Key facts about Rabies:

Rabies is a fatal viral infection of the brain that is passed from animals to humans. Unfortunately there is no cure for rabies once the disease has developed and virtually all those infected will die.

Rabies is a vaccine-preventable viral disease, which occurs in more than 150 countries and territories. The infection causes tens of thousands of deaths every year, mostly in Asia and Africa.

40% of people who are bitten by suspect rabid animals are children less than 15 years of age.

Dogs are the source of the vast majority of human rabies deaths however, other mammals include cats, bats, and monkeys have also been known to transmit the disease.

Immediate wound cleansing and immunisation within a few hours after contact with a suspect rabid animal can prevent the onset of rabies and death.

Every year, more than 15 million people worldwide receive a post-exposure vaccination to prevent rabies, which is estimated to have prevented many deaths annually.

Pre-exposure immunisation is also available.

The Vaccination Schedule:

  1. How many vaccinations are needed? 

3 vaccinations are required to complete the course and ensure full protection

  1. What is the time between shots

First Shot: DAY 0

Second Shot: DAY 7

Third Shot: DAY 21 OR 28

  1. How long is the immunity of this vaccination

Unless continually at risk due to the environment in which a person may be living; the above mentioned Rabies course is sufficient.
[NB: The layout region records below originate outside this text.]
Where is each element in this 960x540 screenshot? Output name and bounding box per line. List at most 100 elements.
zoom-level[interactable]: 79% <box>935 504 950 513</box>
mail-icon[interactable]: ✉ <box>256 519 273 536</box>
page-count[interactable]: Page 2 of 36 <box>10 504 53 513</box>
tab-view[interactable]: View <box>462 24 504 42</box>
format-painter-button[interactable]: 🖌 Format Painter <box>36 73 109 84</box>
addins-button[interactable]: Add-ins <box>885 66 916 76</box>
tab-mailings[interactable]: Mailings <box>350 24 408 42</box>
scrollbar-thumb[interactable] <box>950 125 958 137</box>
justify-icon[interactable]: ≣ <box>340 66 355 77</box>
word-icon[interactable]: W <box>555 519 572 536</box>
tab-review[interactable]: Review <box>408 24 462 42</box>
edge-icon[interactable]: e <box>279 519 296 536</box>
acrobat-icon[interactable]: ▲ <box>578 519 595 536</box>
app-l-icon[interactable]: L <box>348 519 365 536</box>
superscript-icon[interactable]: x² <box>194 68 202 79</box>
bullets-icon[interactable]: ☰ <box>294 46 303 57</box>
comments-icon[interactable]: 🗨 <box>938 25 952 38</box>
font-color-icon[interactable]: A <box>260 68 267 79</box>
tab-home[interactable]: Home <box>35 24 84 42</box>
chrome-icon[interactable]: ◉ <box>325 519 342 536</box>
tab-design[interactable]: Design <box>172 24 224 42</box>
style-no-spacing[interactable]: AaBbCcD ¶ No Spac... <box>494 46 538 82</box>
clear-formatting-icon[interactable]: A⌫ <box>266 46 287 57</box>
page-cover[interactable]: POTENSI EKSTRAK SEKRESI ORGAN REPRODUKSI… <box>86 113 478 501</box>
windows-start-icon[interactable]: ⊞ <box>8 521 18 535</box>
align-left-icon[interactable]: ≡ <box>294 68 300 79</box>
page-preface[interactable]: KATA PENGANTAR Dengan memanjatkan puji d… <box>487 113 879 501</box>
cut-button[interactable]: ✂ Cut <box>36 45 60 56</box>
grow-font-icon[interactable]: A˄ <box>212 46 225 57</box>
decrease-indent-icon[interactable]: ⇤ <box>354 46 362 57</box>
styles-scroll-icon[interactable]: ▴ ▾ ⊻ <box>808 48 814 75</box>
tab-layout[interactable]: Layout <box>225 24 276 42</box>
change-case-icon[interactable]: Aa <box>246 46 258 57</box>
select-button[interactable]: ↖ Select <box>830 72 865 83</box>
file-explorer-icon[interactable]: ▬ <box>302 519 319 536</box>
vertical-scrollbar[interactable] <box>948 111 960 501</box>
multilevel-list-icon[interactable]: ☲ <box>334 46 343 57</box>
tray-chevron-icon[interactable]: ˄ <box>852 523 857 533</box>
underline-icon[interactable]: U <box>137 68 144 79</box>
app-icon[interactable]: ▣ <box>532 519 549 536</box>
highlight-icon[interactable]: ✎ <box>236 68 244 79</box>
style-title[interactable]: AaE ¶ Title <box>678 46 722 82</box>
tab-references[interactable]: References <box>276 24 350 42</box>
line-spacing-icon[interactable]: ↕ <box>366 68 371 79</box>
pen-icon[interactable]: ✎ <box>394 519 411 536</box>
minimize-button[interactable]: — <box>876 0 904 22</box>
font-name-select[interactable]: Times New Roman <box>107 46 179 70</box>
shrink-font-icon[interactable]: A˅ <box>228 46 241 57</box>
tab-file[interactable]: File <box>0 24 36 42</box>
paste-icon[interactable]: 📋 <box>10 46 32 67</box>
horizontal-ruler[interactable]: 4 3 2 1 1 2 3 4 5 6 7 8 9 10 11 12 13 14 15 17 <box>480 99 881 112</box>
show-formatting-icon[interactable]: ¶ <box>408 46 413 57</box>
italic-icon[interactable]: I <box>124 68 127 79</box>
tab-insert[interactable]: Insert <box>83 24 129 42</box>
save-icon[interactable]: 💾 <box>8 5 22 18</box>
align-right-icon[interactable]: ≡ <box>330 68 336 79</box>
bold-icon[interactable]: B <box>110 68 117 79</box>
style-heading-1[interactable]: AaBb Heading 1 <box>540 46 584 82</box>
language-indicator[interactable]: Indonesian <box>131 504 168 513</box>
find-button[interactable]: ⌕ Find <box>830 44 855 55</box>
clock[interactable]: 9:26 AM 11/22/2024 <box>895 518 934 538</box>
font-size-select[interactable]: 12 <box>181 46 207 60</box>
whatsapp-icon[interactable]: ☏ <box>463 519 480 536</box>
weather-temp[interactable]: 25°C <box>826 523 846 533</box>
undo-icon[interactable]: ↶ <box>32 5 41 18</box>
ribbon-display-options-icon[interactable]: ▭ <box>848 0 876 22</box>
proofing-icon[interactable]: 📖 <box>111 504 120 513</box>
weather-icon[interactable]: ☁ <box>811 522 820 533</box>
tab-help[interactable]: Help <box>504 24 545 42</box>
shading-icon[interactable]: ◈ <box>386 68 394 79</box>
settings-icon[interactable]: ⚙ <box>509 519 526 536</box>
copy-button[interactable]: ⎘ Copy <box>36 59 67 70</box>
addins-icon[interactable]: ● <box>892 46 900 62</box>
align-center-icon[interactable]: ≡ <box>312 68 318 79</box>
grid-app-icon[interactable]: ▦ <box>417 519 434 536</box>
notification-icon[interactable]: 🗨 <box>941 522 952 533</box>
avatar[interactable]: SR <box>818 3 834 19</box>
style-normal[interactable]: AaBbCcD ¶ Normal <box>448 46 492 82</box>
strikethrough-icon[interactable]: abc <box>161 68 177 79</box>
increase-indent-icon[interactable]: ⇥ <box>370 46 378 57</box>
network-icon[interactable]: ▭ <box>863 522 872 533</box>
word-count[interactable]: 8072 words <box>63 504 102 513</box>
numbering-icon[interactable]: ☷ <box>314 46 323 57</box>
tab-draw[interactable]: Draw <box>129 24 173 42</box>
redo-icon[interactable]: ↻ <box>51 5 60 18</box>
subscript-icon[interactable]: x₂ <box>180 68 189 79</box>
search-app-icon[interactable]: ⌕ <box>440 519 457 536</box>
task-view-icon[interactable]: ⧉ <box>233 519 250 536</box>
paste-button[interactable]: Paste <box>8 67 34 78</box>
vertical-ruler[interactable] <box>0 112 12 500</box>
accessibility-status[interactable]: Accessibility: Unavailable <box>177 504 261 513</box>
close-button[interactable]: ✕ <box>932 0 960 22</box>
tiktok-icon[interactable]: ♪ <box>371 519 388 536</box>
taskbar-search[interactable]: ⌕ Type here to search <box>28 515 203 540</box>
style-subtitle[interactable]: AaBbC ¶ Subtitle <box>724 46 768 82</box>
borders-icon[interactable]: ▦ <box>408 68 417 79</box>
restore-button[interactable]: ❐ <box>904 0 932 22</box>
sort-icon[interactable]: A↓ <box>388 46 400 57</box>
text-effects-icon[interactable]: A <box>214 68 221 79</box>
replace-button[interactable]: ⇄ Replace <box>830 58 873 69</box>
No boosters are required.

  1. How long In Advance if travel is such a vaccination needed to provide immunity for patients who have not had the rabies vaccine?

It is advised that a rabies course be completed before any travel commences.

Preventive immunisation

Safe, effective vaccines can be used for pre-exposure immunisation. This is recommended for travellers spending a lot of time outdoors, especially in rural areas, involved in activities such as bicycling, camping, or hiking as well as for long-term travellers and expatriates living in areas with a significant risk of exposure.

As children are considered at higher risk because they tend to play with animals, may receive more severe bites, or may not report bites, their immunisation should be considered if living in or visiting high risk areas.